Ещё одна вещь, повлиявшая на дизайн журнала, — это айпад. Журнал я придумал в 2012 году, тогда айпад как раз только-только стал популярен. Я подумал: хорошо, попробуем предложить читателю действительно увлекательные истории. При этом нужно было помнить, что мы намерены использовать все носители: цифровые, бумажные, смартфоны, киндлы — всё что угодно. Но проблема в том, что это довольно непредсказуемо — все девайсы разные, и никогда не знаешь, что предпочтёт пользователь в данный момент. Форматы разные, цвета разные, макеты разные. И единственная константа — это как раз шрифт.
На полпути я понял, что у меня не хватит времени в одиночку спроектировать журнал от и до. Чтобы всё было качественно, нужно было посвятить этому бóльшую часть своего времени: нужно было одновременно стать издателем, редактором и дизайнером журнала. А это уже объективно многовато. В итоге я попросил Кая Бернау и Сюзанну Карвальо помочь мне с концептом и вёрсткой первых номеров. Уникальность ситуации была в том, что они книжные дизайнеры и никогда раньше не проектировали журналов. Это стало ключевым моментом, почему мне нужны были именно они. Мне казалось, что журнал должен быть с книжным привкусом, для дотошного читателя. Наверное, это им тоже сразу приглянулось, и они с радостью согласились.
Позже я раскрыл карты и сказал, что мое единственное условие — использовать для проекта новый шрифт… который ещё не существует. Нужно признать, это их немного напрягло. Эти ребята очень разборчивы в работе, и выбор шрифта для них очень личное дело. Я осознавал, что они могут даже отказаться от проекта, если им не подойдёт шрифт. Они, разумеется, ответили, что шрифт для них важный инструмент, от которого зависит всё. Плюс к этому они подчеркнули, что никогда не использовали непроверенных шрифтов. Они работали только со шрифтами, которые хорошо знали, выжимая из них всё возможное. Я действовал довольно осторожно и обещал, что у них будут развязаны руки в работе над дизайном.

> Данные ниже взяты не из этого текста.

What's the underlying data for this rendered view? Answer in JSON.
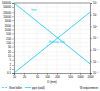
{
  "chart_data": {
    "type": "line",
    "log": true,
    "x": [
      10,
      2000
    ],
    "xlim": [
      10,
      2000
    ],
    "xticks": [
      10,
      20,
      50,
      100,
      200,
      500,
      1000,
      2000
    ],
    "x_label": "D (mm)",
    "ylim": [
      0.5,
      100000
    ],
    "yticks": [
      0.5,
      1,
      2,
      5,
      10,
      20,
      50,
      100,
      200,
      500,
      1000,
      2000,
      5000,
      10000,
      20000,
      50000,
      100000
    ],
    "y2lim": [
      0.0001,
      100
    ],
    "y2ticks": [
      {
        "value": 0.0001,
        "label": "10⁻⁴"
      },
      {
        "value": 0.001,
        "label": "10⁻³"
      },
      {
        "value": 0.01,
        "label": "10⁻²"
      },
      {
        "value": 0.1,
        "label": "10⁻¹"
      },
      {
        "value": 1,
        "label": "10⁰"
      },
      {
        "value": 10,
        "label": "10¹"
      },
      {
        "value": 100,
        "label": "10²"
      }
    ],
    "grid": true,
    "legend": "bottom",
    "series": [
      {
        "color": "#00ccff",
        "line_style": "solid",
        "values": [
          100000,
          2.5
        ]
      },
      {
        "color": "#00ccff",
        "line_style": "solid",
        "values": [
          0.5,
          20000
        ]
      },
      {
        "name": "Steel billet",
        "color": "#00ccff",
        "line_style": "dashed",
        "values": [
          null,
          null
        ]
      },
      {
        "name": "pipe (wall)",
        "color": "#00ccff",
        "line_style": "solid",
        "values": [
          null,
          null
        ]
      }
    ],
    "annotations": [
      {
        "text": "fmin",
        "x": 40,
        "y": 30000,
        "color": "#00ccff"
      },
      {
        "text": "t",
        "x": 100,
        "y": 60,
        "color": "#00ccff"
      },
      {
        "text": "Heating time",
        "x": 200,
        "y": 120,
        "color": "#00ccff"
      },
      {
        "text": "W requirement",
        "color": "black"
      }
    ]
  }
}
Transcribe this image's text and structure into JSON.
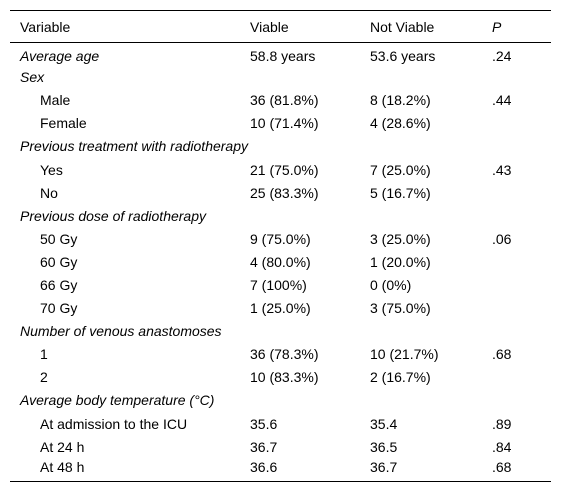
{
  "table": {
    "headers": [
      "Variable",
      "Viable",
      "Not Viable",
      "P"
    ],
    "rows": [
      {
        "type": "section",
        "label": "Average age",
        "viable": "58.8 years",
        "not_viable": "53.6 years",
        "p": ".24"
      },
      {
        "type": "section",
        "label": "Sex",
        "viable": "",
        "not_viable": "",
        "p": ""
      },
      {
        "type": "item",
        "label": "Male",
        "viable": "36 (81.8%)",
        "not_viable": "8 (18.2%)",
        "p": ".44"
      },
      {
        "type": "item",
        "label": "Female",
        "viable": "10 (71.4%)",
        "not_viable": "4 (28.6%)",
        "p": ""
      },
      {
        "type": "section",
        "label": "Previous treatment with radiotherapy",
        "viable": "",
        "not_viable": "",
        "p": ""
      },
      {
        "type": "item",
        "label": "Yes",
        "viable": "21 (75.0%)",
        "not_viable": "7 (25.0%)",
        "p": ".43"
      },
      {
        "type": "item",
        "label": "No",
        "viable": "25 (83.3%)",
        "not_viable": "5 (16.7%)",
        "p": ""
      },
      {
        "type": "section",
        "label": "Previous dose of radiotherapy",
        "viable": "",
        "not_viable": "",
        "p": ""
      },
      {
        "type": "item",
        "label": "50 Gy",
        "viable": "9 (75.0%)",
        "not_viable": "3 (25.0%)",
        "p": ".06"
      },
      {
        "type": "item",
        "label": "60 Gy",
        "viable": "4 (80.0%)",
        "not_viable": "1 (20.0%)",
        "p": ""
      },
      {
        "type": "item",
        "label": "66 Gy",
        "viable": "7 (100%)",
        "not_viable": "0 (0%)",
        "p": ""
      },
      {
        "type": "item",
        "label": "70 Gy",
        "viable": "1 (25.0%)",
        "not_viable": "3 (75.0%)",
        "p": ""
      },
      {
        "type": "section",
        "label": "Number of venous anastomoses",
        "viable": "",
        "not_viable": "",
        "p": ""
      },
      {
        "type": "item",
        "label": "1",
        "viable": "36 (78.3%)",
        "not_viable": "10 (21.7%)",
        "p": ".68"
      },
      {
        "type": "item",
        "label": "2",
        "viable": "10 (83.3%)",
        "not_viable": "2 (16.7%)",
        "p": ""
      },
      {
        "type": "section",
        "label": "Average body temperature (°C)",
        "viable": "",
        "not_viable": "",
        "p": ""
      },
      {
        "type": "item",
        "label": "At admission to the ICU",
        "viable": "35.6",
        "not_viable": "35.4",
        "p": ".89"
      },
      {
        "type": "item",
        "label": "At 24 h",
        "viable": "36.7",
        "not_viable": "36.5",
        "p": ".84"
      },
      {
        "type": "item",
        "label": "At 48 h",
        "viable": "36.6",
        "not_viable": "36.7",
        "p": ".68"
      }
    ]
  }
}
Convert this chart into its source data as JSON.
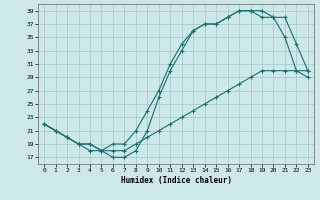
{
  "xlabel": "Humidex (Indice chaleur)",
  "background_color": "#cce8e8",
  "line_color": "#1a6e6e",
  "grid_color": "#aacccc",
  "xlim": [
    -0.5,
    23.5
  ],
  "ylim": [
    16,
    40
  ],
  "yticks": [
    17,
    19,
    21,
    23,
    25,
    27,
    29,
    31,
    33,
    35,
    37,
    39
  ],
  "xticks": [
    0,
    1,
    2,
    3,
    4,
    5,
    6,
    7,
    8,
    9,
    10,
    11,
    12,
    13,
    14,
    15,
    16,
    17,
    18,
    19,
    20,
    21,
    22,
    23
  ],
  "line1_x": [
    0,
    1,
    2,
    3,
    4,
    5,
    6,
    7,
    8,
    9,
    10,
    11,
    12,
    13,
    14,
    15,
    16,
    17,
    18,
    19,
    20,
    21,
    22,
    23
  ],
  "line1_y": [
    22,
    21,
    20,
    19,
    19,
    18,
    19,
    19,
    21,
    24,
    27,
    31,
    34,
    36,
    37,
    37,
    38,
    39,
    39,
    38,
    38,
    38,
    34,
    30
  ],
  "line2_x": [
    0,
    1,
    2,
    3,
    4,
    5,
    6,
    7,
    8,
    9,
    10,
    11,
    12,
    13,
    14,
    15,
    16,
    17,
    18,
    19,
    20,
    21,
    22,
    23
  ],
  "line2_y": [
    22,
    21,
    20,
    19,
    19,
    18,
    17,
    17,
    18,
    21,
    26,
    30,
    33,
    36,
    37,
    37,
    38,
    39,
    39,
    39,
    38,
    35,
    30,
    29
  ],
  "line3_x": [
    0,
    1,
    2,
    3,
    4,
    5,
    6,
    7,
    8,
    9,
    10,
    11,
    12,
    13,
    14,
    15,
    16,
    17,
    18,
    19,
    20,
    21,
    22,
    23
  ],
  "line3_y": [
    22,
    21,
    20,
    19,
    18,
    18,
    18,
    18,
    19,
    20,
    21,
    22,
    23,
    24,
    25,
    26,
    27,
    28,
    29,
    30,
    30,
    30,
    30,
    30
  ]
}
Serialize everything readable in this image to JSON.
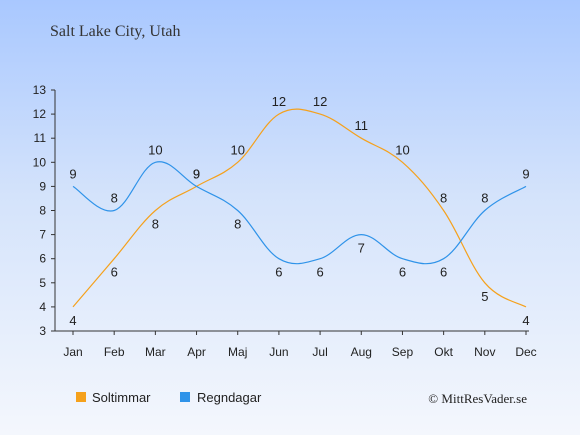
{
  "chart_data": {
    "type": "line",
    "title": "Salt Lake City, Utah",
    "categories": [
      "Jan",
      "Feb",
      "Mar",
      "Apr",
      "Maj",
      "Jun",
      "Jul",
      "Aug",
      "Sep",
      "Okt",
      "Nov",
      "Dec"
    ],
    "series": [
      {
        "name": "Soltimmar",
        "color": "#f5a11c",
        "values": [
          4,
          6,
          8,
          9,
          10,
          12,
          12,
          11,
          10,
          8,
          5,
          4
        ]
      },
      {
        "name": "Regndagar",
        "color": "#2f93e9",
        "values": [
          9,
          8,
          10,
          9,
          8,
          6,
          6,
          7,
          6,
          6,
          8,
          9
        ]
      }
    ],
    "y_ticks": [
      "3",
      "4",
      "5",
      "6",
      "7",
      "8",
      "9",
      "10",
      "11",
      "12",
      "13"
    ],
    "ylim": [
      3,
      13
    ],
    "grid": false,
    "legend_position": "bottom-left"
  },
  "credit": "© MittResVader.se"
}
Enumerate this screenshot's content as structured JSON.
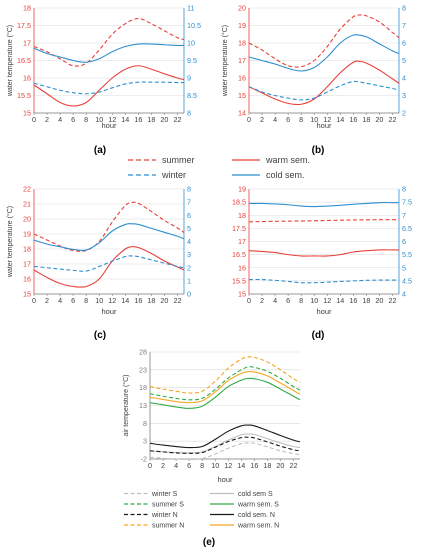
{
  "colors": {
    "red": "#e8403a",
    "blue": "#2e8fd0",
    "black": "#1a1a1a",
    "green": "#2eaa48",
    "orange": "#f5a623",
    "gray": "#bfbfbf",
    "grid": "#d9d9d9",
    "axis": "#7f7f7f"
  },
  "legend_top": [
    {
      "label": "summer",
      "color": "#e8403a",
      "dash": true
    },
    {
      "label": "warm sem.",
      "color": "#e8403a",
      "dash": false
    },
    {
      "label": "winter",
      "color": "#2e8fd0",
      "dash": true
    },
    {
      "label": "cold sem.",
      "color": "#2e8fd0",
      "dash": false
    }
  ],
  "legend_e": [
    {
      "label": "winter S",
      "color": "#bfbfbf",
      "dash": true
    },
    {
      "label": "cold sem S",
      "color": "#bfbfbf",
      "dash": false
    },
    {
      "label": "summer S",
      "color": "#2eaa48",
      "dash": true
    },
    {
      "label": "warm sem. S",
      "color": "#2eaa48",
      "dash": false
    },
    {
      "label": "winter N",
      "color": "#1a1a1a",
      "dash": true
    },
    {
      "label": "cold sem. N",
      "color": "#1a1a1a",
      "dash": false
    },
    {
      "label": "summer N",
      "color": "#f5a623",
      "dash": true
    },
    {
      "label": "warm sem. N",
      "color": "#f5a623",
      "dash": false
    }
  ],
  "chart_data": [
    {
      "id": "a",
      "caption": "(a)",
      "type": "line",
      "xlabel": "hour",
      "ylabel": "water temperature (°C)",
      "x_ticks": [
        0,
        2,
        4,
        6,
        8,
        10,
        12,
        14,
        16,
        18,
        20,
        22
      ],
      "xlim": [
        0,
        23
      ],
      "ylim_left": [
        15,
        18
      ],
      "yticks_left": [
        "15",
        "15.5",
        "16",
        "16.5",
        "17",
        "17.5",
        "18"
      ],
      "ylim_right": [
        8,
        11
      ],
      "yticks_right": [
        "8",
        "8.5",
        "9",
        "9.5",
        "10",
        "10.5",
        "11"
      ],
      "series": [
        {
          "axis": "left",
          "color": "red",
          "dash": true,
          "x": [
            0,
            2,
            4,
            6,
            8,
            10,
            12,
            14,
            16,
            18,
            20,
            22,
            23
          ],
          "y": [
            16.9,
            16.75,
            16.55,
            16.35,
            16.42,
            16.8,
            17.25,
            17.55,
            17.7,
            17.55,
            17.35,
            17.15,
            17.1
          ]
        },
        {
          "axis": "left",
          "color": "red",
          "dash": false,
          "x": [
            0,
            2,
            4,
            6,
            8,
            10,
            12,
            14,
            16,
            18,
            20,
            22,
            23
          ],
          "y": [
            15.8,
            15.55,
            15.3,
            15.2,
            15.3,
            15.65,
            16.0,
            16.25,
            16.35,
            16.25,
            16.12,
            16.0,
            15.95
          ]
        },
        {
          "axis": "right",
          "color": "blue",
          "dash": true,
          "x": [
            0,
            2,
            4,
            6,
            8,
            10,
            12,
            14,
            16,
            18,
            20,
            22,
            23
          ],
          "y": [
            8.85,
            8.75,
            8.65,
            8.58,
            8.55,
            8.6,
            8.72,
            8.83,
            8.88,
            8.88,
            8.88,
            8.87,
            8.87
          ]
        },
        {
          "axis": "right",
          "color": "blue",
          "dash": false,
          "x": [
            0,
            2,
            4,
            6,
            8,
            10,
            12,
            14,
            16,
            18,
            20,
            22,
            23
          ],
          "y": [
            9.85,
            9.7,
            9.6,
            9.5,
            9.45,
            9.55,
            9.75,
            9.9,
            9.97,
            9.97,
            9.95,
            9.93,
            9.93
          ]
        }
      ]
    },
    {
      "id": "b",
      "caption": "(b)",
      "type": "line",
      "xlabel": "hour",
      "ylabel": "water temperature (°C)",
      "x_ticks": [
        0,
        2,
        4,
        6,
        8,
        10,
        12,
        14,
        16,
        18,
        20,
        22
      ],
      "xlim": [
        0,
        23
      ],
      "ylim_left": [
        14,
        20
      ],
      "yticks_left": [
        "14",
        "15",
        "16",
        "17",
        "18",
        "19",
        "20"
      ],
      "ylim_right": [
        2,
        8
      ],
      "yticks_right": [
        "2",
        "3",
        "4",
        "5",
        "6",
        "7",
        "8"
      ],
      "series": [
        {
          "axis": "left",
          "color": "red",
          "dash": true,
          "x": [
            0,
            2,
            4,
            6,
            8,
            10,
            12,
            14,
            16,
            17,
            18,
            20,
            22,
            23
          ],
          "y": [
            18.0,
            17.6,
            17.1,
            16.7,
            16.65,
            17.0,
            17.8,
            18.8,
            19.5,
            19.6,
            19.55,
            19.2,
            18.6,
            18.3
          ]
        },
        {
          "axis": "left",
          "color": "red",
          "dash": false,
          "x": [
            0,
            2,
            4,
            6,
            8,
            10,
            12,
            14,
            16,
            17,
            18,
            20,
            22,
            23
          ],
          "y": [
            15.5,
            15.15,
            14.8,
            14.55,
            14.5,
            14.8,
            15.5,
            16.3,
            16.9,
            16.95,
            16.85,
            16.45,
            15.95,
            15.7
          ]
        },
        {
          "axis": "right",
          "color": "blue",
          "dash": true,
          "x": [
            0,
            2,
            4,
            6,
            8,
            10,
            12,
            14,
            16,
            18,
            20,
            22,
            23
          ],
          "y": [
            3.5,
            3.2,
            3.0,
            2.85,
            2.75,
            2.85,
            3.2,
            3.55,
            3.8,
            3.7,
            3.55,
            3.4,
            3.3
          ]
        },
        {
          "axis": "right",
          "color": "blue",
          "dash": false,
          "x": [
            0,
            2,
            4,
            6,
            8,
            10,
            12,
            14,
            16,
            18,
            20,
            22,
            23
          ],
          "y": [
            5.2,
            5.0,
            4.8,
            4.55,
            4.4,
            4.6,
            5.2,
            6.0,
            6.45,
            6.35,
            5.95,
            5.55,
            5.4
          ]
        }
      ]
    },
    {
      "id": "c",
      "caption": "(c)",
      "type": "line",
      "xlabel": "hour",
      "ylabel": "water temperature (°C)",
      "x_ticks": [
        0,
        2,
        4,
        6,
        8,
        10,
        12,
        14,
        16,
        18,
        20,
        22
      ],
      "xlim": [
        0,
        23
      ],
      "ylim_left": [
        15,
        22
      ],
      "yticks_left": [
        "15",
        "16",
        "17",
        "18",
        "19",
        "20",
        "21",
        "22"
      ],
      "ylim_right": [
        0,
        8
      ],
      "yticks_right": [
        "0",
        "1",
        "2",
        "3",
        "4",
        "5",
        "6",
        "7",
        "8"
      ],
      "series": [
        {
          "axis": "left",
          "color": "red",
          "dash": true,
          "x": [
            0,
            2,
            4,
            6,
            8,
            10,
            12,
            14,
            15,
            16,
            18,
            20,
            22,
            23
          ],
          "y": [
            19.0,
            18.6,
            18.2,
            17.9,
            17.9,
            18.5,
            19.8,
            20.9,
            21.1,
            21.05,
            20.5,
            19.9,
            19.4,
            19.1
          ]
        },
        {
          "axis": "left",
          "color": "red",
          "dash": false,
          "x": [
            0,
            2,
            4,
            6,
            8,
            10,
            12,
            14,
            15,
            16,
            18,
            20,
            22,
            23
          ],
          "y": [
            16.6,
            16.1,
            15.7,
            15.5,
            15.5,
            16.0,
            17.2,
            18.0,
            18.15,
            18.1,
            17.7,
            17.2,
            16.8,
            16.6
          ]
        },
        {
          "axis": "right",
          "color": "blue",
          "dash": true,
          "x": [
            0,
            2,
            4,
            6,
            8,
            10,
            12,
            14,
            15,
            16,
            18,
            20,
            22,
            23
          ],
          "y": [
            2.1,
            2.0,
            1.9,
            1.8,
            1.75,
            2.1,
            2.5,
            2.85,
            2.9,
            2.85,
            2.6,
            2.35,
            2.1,
            2.0
          ]
        },
        {
          "axis": "right",
          "color": "blue",
          "dash": false,
          "x": [
            0,
            2,
            4,
            6,
            8,
            10,
            12,
            14,
            15,
            16,
            18,
            20,
            22,
            23
          ],
          "y": [
            4.1,
            3.8,
            3.6,
            3.4,
            3.35,
            3.9,
            4.8,
            5.3,
            5.35,
            5.3,
            5.0,
            4.7,
            4.4,
            4.2
          ]
        }
      ]
    },
    {
      "id": "d",
      "caption": "(d)",
      "type": "line",
      "xlabel": "hour",
      "ylabel": "",
      "x_ticks": [
        0,
        2,
        4,
        6,
        8,
        10,
        12,
        14,
        16,
        18,
        20,
        22
      ],
      "xlim": [
        0,
        23
      ],
      "ylim_left": [
        15,
        19
      ],
      "yticks_left": [
        "15",
        "15.5",
        "16",
        "16.5",
        "17",
        "17.5",
        "18",
        "18.5",
        "19"
      ],
      "ylim_right": [
        4,
        8
      ],
      "yticks_right": [
        "4",
        "4.5",
        "5",
        "5.5",
        "6",
        "6.5",
        "7",
        "7.5",
        "8"
      ],
      "series": [
        {
          "axis": "left",
          "color": "red",
          "dash": true,
          "x": [
            0,
            4,
            8,
            12,
            16,
            20,
            23
          ],
          "y": [
            17.75,
            17.77,
            17.78,
            17.8,
            17.82,
            17.83,
            17.83
          ]
        },
        {
          "axis": "left",
          "color": "red",
          "dash": false,
          "x": [
            0,
            2,
            4,
            6,
            8,
            10,
            12,
            14,
            16,
            18,
            20,
            22,
            23
          ],
          "y": [
            16.65,
            16.62,
            16.58,
            16.5,
            16.45,
            16.45,
            16.45,
            16.5,
            16.6,
            16.65,
            16.68,
            16.68,
            16.68
          ]
        },
        {
          "axis": "right",
          "color": "blue",
          "dash": true,
          "x": [
            0,
            2,
            4,
            6,
            8,
            10,
            12,
            14,
            16,
            18,
            20,
            22,
            23
          ],
          "y": [
            4.55,
            4.55,
            4.52,
            4.48,
            4.43,
            4.43,
            4.45,
            4.48,
            4.5,
            4.52,
            4.53,
            4.53,
            4.53
          ]
        },
        {
          "axis": "right",
          "color": "blue",
          "dash": false,
          "x": [
            0,
            2,
            4,
            6,
            8,
            10,
            12,
            14,
            16,
            18,
            20,
            22,
            23
          ],
          "y": [
            7.45,
            7.45,
            7.43,
            7.4,
            7.35,
            7.33,
            7.35,
            7.38,
            7.42,
            7.45,
            7.48,
            7.48,
            7.48
          ]
        }
      ]
    },
    {
      "id": "e",
      "caption": "(e)",
      "type": "line",
      "xlabel": "hour",
      "ylabel": "air temperature (°C)",
      "x_ticks": [
        0,
        2,
        4,
        6,
        8,
        10,
        12,
        14,
        16,
        18,
        20,
        22
      ],
      "xlim": [
        0,
        23
      ],
      "ylim_left": [
        -2,
        28
      ],
      "yticks_left": [
        "-2",
        "3",
        "8",
        "13",
        "18",
        "23",
        "28"
      ],
      "series": [
        {
          "axis": "left",
          "color": "gray",
          "dash": true,
          "x": [
            0,
            2,
            4,
            6,
            8,
            10,
            12,
            14,
            15,
            16,
            18,
            20,
            22,
            23
          ],
          "y": [
            -1.5,
            -1.8,
            -2.0,
            -2.1,
            -1.9,
            -0.6,
            1.0,
            2.3,
            2.5,
            2.4,
            1.4,
            0.3,
            -0.5,
            -0.8
          ]
        },
        {
          "axis": "left",
          "color": "gray",
          "dash": false,
          "x": [
            0,
            2,
            4,
            6,
            8,
            10,
            12,
            14,
            15,
            16,
            18,
            20,
            22,
            23
          ],
          "y": [
            0.3,
            0.0,
            -0.2,
            -0.3,
            0.0,
            1.5,
            3.3,
            4.8,
            5.0,
            4.9,
            3.7,
            2.5,
            1.5,
            1.2
          ]
        },
        {
          "axis": "left",
          "color": "black",
          "dash": true,
          "x": [
            0,
            2,
            4,
            6,
            8,
            10,
            12,
            14,
            15,
            16,
            18,
            20,
            22,
            23
          ],
          "y": [
            0.3,
            0.0,
            -0.3,
            -0.4,
            -0.2,
            1.3,
            2.9,
            4.0,
            4.1,
            3.9,
            2.8,
            1.6,
            0.6,
            0.3
          ]
        },
        {
          "axis": "left",
          "color": "black",
          "dash": false,
          "x": [
            0,
            2,
            4,
            6,
            8,
            10,
            12,
            14,
            15,
            16,
            18,
            20,
            22,
            23
          ],
          "y": [
            2.4,
            1.9,
            1.5,
            1.2,
            1.5,
            3.5,
            5.8,
            7.3,
            7.5,
            7.3,
            6.0,
            4.6,
            3.3,
            2.8
          ]
        },
        {
          "axis": "left",
          "color": "green",
          "dash": true,
          "x": [
            0,
            2,
            4,
            6,
            8,
            10,
            12,
            14,
            15,
            16,
            18,
            20,
            22,
            23
          ],
          "y": [
            16.3,
            15.6,
            15.0,
            14.6,
            15.0,
            17.5,
            20.7,
            23.0,
            23.8,
            23.7,
            22.6,
            20.6,
            18.3,
            17.3
          ]
        },
        {
          "axis": "left",
          "color": "green",
          "dash": false,
          "x": [
            0,
            2,
            4,
            6,
            8,
            10,
            12,
            14,
            15,
            16,
            18,
            20,
            22,
            23
          ],
          "y": [
            13.8,
            13.2,
            12.6,
            12.2,
            12.8,
            15.3,
            18.3,
            20.1,
            20.6,
            20.5,
            19.5,
            17.6,
            15.6,
            14.6
          ]
        },
        {
          "axis": "left",
          "color": "orange",
          "dash": true,
          "x": [
            0,
            2,
            4,
            6,
            8,
            10,
            12,
            14,
            15,
            16,
            18,
            20,
            22,
            23
          ],
          "y": [
            18.3,
            17.6,
            17.0,
            16.5,
            17.0,
            19.8,
            23.5,
            26.0,
            26.6,
            26.5,
            25.2,
            23.0,
            20.5,
            19.5
          ]
        },
        {
          "axis": "left",
          "color": "orange",
          "dash": false,
          "x": [
            0,
            2,
            4,
            6,
            8,
            10,
            12,
            14,
            15,
            16,
            18,
            20,
            22,
            23
          ],
          "y": [
            15.3,
            14.7,
            14.1,
            13.8,
            14.3,
            16.8,
            20.0,
            22.0,
            22.5,
            22.4,
            21.3,
            19.3,
            17.2,
            16.1
          ]
        }
      ]
    }
  ]
}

Мой бриф был предельно лаконичным: единственное условие — вес журнала должен быть меньше 200 граммов вместе с конвертом. Выслал им примеры статей и воздержался от любых дальнейших рекомендаций. Если вы представляете себе цены на печать и бумагу в Нидерландах, то желание рационально подойти к экономике будет вам понятно. В этом случае вам на выбор останется всего пара форматов. К счастью, ребята пришли к тому же формату, о котором думал и я, — 170×240 мм. В конце концов я показал им первую версию шрифта, и он им сразу понравился.
Каким вы задумывали шрифт для WTW? Какую модель вы взяли за основу и на что обращали внимание, делая первые наброски?
Самым близким референсом для меня был Plantin. Мне очень нравится, как он смотрится в книгах, например. В нём есть определённая уверенность, которая не оставляет сомнений при чтении. Когда я смотрю на любой другой шрифт (даже Times), я стараюсь сохранять дистанцию, я не доверяю ему с первого взгляда. Поэтому мне важно было найти что-то такое, от чего было бы ощущение: «Да, без вопросов, всё так, как и должно быть».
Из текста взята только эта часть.